The Killing Fields is a collective name for several mass execution sites used by the Khmer Rouge regime in Cambodia between 1975-1979.

Historical Background

On April 17, 1975, after five years of civil war, the totalitarian communist party known as the Khmer Rouge (French: Red Khmers) invaded the Cambodian capital Phnom Penh and took over government of the country. Three days after taking the city, the Khmer Rouge ordered the evacuation of the city on the pretext that American bombers would attack the city once it had fallen to the Communists. Within hours, the city was largely emptied of its nearly 2 million inhabitants.[1]

In the ensuing months, the majority of Cambodian civilians were herded onto collective farms and forced to work under brutal conditions, under which between 1.5 and 3 million Cambodians died due to starvation, illness, forced labor and execution.[2]

The Khmer Rouge regime worked fervently to root out its perceived enemies, targeting politicians and soldiers of the former government. Believing that peasant class were "untainted" by capitalist sentiment, the government worked to eliminate all others to ensure a pure Maoist ideology. In pursuit of this goal, the Khmer Rouge sought out anyone fitting its broad definition of "intellectuals," including those who spoke a foreign languages or wore glasses or a wristwatch.[3]

Torture, interrogation and execution

Those accused of disloyalty to Angkar (the supreme ruling body of the country, a mysterious organization to which all Cambodians were forced to pledge allegiance) were subjected to a brutal process of "re-education," which typically meant vicious interrogations where they were often beaten and forced to confess to their crimes against the state. Re-education was typically done at Khmer Rouge detention centres, such as s-21 (also known as Tuol Sleng) prison in Phnom Penh. Few survived the re-education process: between 1975-1979, some 20,000 prisoners were brought to s-21 and six are known to have survived.[4]

While many prisoners died during the brutal interrogation sessions at the Khmer Rouge prisons, the majority of condemned civilians were taken to "killing fields" in rural areas, where they were forced to kneel at the edge of a mass grave before executioners killed them with blows to the head or neck.
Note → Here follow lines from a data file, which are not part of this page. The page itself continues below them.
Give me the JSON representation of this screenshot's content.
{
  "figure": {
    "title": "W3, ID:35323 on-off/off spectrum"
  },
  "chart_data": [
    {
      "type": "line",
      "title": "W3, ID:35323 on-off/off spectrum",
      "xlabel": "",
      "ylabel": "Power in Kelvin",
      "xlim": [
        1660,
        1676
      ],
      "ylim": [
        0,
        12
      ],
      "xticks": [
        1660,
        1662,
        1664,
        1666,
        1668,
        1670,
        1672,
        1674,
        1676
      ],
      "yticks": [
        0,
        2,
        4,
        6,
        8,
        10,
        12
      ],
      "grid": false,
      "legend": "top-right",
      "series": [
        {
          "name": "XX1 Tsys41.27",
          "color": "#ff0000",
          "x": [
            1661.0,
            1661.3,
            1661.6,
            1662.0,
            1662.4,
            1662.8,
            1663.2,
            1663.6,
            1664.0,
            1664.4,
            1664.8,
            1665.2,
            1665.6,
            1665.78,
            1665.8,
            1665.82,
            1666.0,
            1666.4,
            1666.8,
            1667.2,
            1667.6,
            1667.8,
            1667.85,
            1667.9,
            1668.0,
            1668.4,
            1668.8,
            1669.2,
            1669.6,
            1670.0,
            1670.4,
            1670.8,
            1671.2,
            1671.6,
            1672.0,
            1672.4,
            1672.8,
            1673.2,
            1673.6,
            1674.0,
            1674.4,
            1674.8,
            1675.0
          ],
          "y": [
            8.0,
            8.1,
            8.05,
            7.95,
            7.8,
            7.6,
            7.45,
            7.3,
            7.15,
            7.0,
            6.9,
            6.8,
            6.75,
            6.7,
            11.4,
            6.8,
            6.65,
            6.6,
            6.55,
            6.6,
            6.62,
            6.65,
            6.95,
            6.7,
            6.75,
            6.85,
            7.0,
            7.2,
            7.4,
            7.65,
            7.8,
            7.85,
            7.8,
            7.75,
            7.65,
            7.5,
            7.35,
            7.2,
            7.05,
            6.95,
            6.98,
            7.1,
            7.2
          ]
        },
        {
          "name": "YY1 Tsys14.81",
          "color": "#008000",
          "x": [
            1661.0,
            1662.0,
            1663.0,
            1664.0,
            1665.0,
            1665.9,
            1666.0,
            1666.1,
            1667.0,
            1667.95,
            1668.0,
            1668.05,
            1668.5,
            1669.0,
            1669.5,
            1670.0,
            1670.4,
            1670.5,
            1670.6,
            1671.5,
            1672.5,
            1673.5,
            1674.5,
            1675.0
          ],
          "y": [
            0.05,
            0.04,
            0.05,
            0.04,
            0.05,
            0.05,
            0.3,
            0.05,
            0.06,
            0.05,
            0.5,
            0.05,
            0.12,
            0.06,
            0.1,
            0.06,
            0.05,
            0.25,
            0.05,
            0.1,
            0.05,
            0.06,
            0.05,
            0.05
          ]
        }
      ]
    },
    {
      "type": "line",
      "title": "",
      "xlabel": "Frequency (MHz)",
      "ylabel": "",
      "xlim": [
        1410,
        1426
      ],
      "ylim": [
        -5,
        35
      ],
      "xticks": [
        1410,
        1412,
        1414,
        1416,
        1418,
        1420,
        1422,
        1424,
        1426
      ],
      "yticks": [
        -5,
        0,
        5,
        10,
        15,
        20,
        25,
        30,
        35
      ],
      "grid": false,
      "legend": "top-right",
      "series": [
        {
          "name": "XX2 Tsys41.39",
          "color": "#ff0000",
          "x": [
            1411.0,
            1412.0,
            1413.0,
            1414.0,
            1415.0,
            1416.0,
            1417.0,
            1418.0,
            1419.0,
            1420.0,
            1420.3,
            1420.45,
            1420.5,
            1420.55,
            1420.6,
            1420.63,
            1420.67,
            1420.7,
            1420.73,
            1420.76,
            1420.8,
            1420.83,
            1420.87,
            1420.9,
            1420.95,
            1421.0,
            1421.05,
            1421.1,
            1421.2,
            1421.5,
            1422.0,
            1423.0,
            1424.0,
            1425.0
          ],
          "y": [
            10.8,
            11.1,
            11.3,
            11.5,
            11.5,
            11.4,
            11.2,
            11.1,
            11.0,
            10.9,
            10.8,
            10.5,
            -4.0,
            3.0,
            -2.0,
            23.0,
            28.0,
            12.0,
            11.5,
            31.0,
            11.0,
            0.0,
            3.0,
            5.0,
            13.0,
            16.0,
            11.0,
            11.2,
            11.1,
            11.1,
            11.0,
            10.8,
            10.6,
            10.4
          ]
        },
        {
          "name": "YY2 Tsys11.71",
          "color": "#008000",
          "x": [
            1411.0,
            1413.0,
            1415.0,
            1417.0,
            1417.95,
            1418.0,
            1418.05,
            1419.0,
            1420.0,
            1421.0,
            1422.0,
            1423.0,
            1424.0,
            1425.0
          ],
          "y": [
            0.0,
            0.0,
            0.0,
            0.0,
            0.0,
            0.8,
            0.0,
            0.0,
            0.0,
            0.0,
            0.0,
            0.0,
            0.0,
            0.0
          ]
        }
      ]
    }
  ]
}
To save on ammunition, the executioners used improvised weapons like bamboo poles, axe handles and other blunt objects.[5] At the Choeung Ek killing field outside of Phnom Penh, executioners often killed small children by holding them by their feet and swinging their heads against a large Chankiri tree.

Legacy

Vietnam invaded Cambodia in 1979, ending the short but deadly rule of the Khmer Rouge. Vietnamese troops discovered several killing fields as they poured into the country, climaxing in the discovery of s-21, where they found they found many prisoners freshly beaten to death, chained to iron bedframes.

Since 1979, there have efforts and preservation and commemoration of the atrocities and victims of the Khmer Rouge. S-21 has since become the Tuol Sleng Genocide Museum. Many of the mass graves at were dug up and the site is now a tourist attraction graced by a large Buddhist stupa containing 5,000 skulls of those executed there.

The precise death toll of the Khmer Rouge has never been recorded. The remains of 8,895 victims were found at Choeung Ek, although some of the mass graves there were left undisturbed. [6]

Many of those complicit in the executions were never brought to justice, although efforts have continued well into the 21st century. Kang Kek Iew (Comrade Duch), the overseer of s-21, was charged with crimes against humanity in 2007.

The term "killing fields" was coined by Dith Pran, a Cambodian journalist who lived under the Khmer Rouge regime for over four years before escaping to the United States.[7]